MF: In an industry as competitive as the music industry and a scene as crowded as Sydney what do you think the key to getting noticed is?
S: Being mad bastards. That or having a singer with sufficiently tight jeans, don’t give a fuck hair and a screechy voice. Having good music helps of course, which is our focus but when people go out, they want something to turn their night around, they want to be in the presence of a genius or at the heart of a movement, above all they want to see musicians playing from their heart. That’s key.

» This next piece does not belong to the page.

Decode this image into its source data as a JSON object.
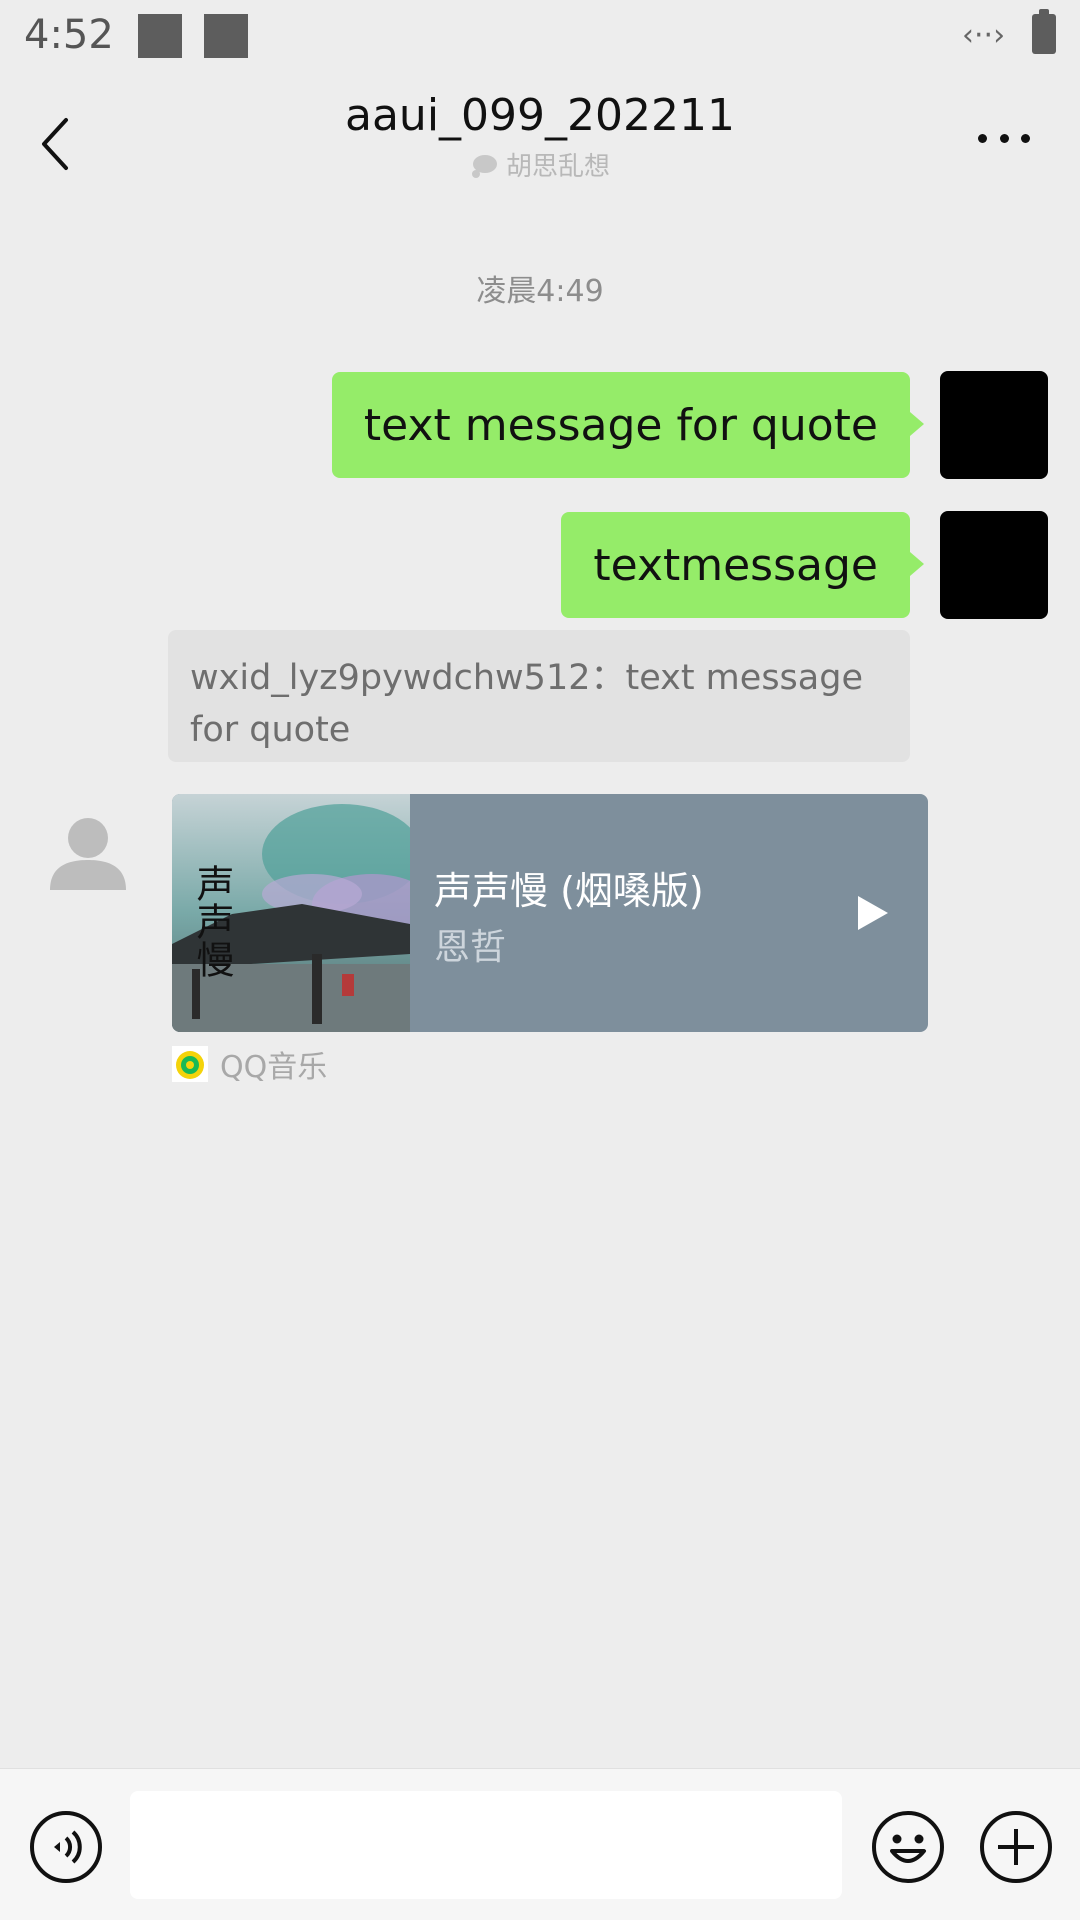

We make a point of pushing buttons when we play, if we have to get the whole pub dancing on tables to make their night one to remember, we’ll do it.
MF: Your music would fit under the vague umbrella of indie pop, what is it about the music that attracts you?
S: Guitars, drums and unkempt hair mostly. Individually we’re into all sorts of music, loads of electronica, reggae, indie etc. Ten years ago genres were delineated by fashion, gangs, friends and ignorance, fortunately today that’s not the case. You can drop a drum and bass beat on an indie track without people getting upset or confused, you can play a reggae track in the middle of a punk set, it doesn’t matter. We play indie sure but under the surface are influences, beats, basslines from all over the shop.
MF: What are your plans over the next few months?
S: We want to record our first album but before we can do that we’ve got some more writing to do and also a bit of a cull of tunes we could/should lay down for a solid Lassi album. We’ve been writing for years and got heaps of material that’s never been recorded because for one reason or another it didn’t fit the vibe of that CD or was knocked out of the running by something else that had more of a hook so this would give us a chance to get some of those tracks down that would sit better on an album than an EP. We may even squeeze in the obligatory secret track if it’ll appease the WullaMulla crowd – but that’s another story…
Bhanglassi play Mum at World Bar this Friday the 28th of January.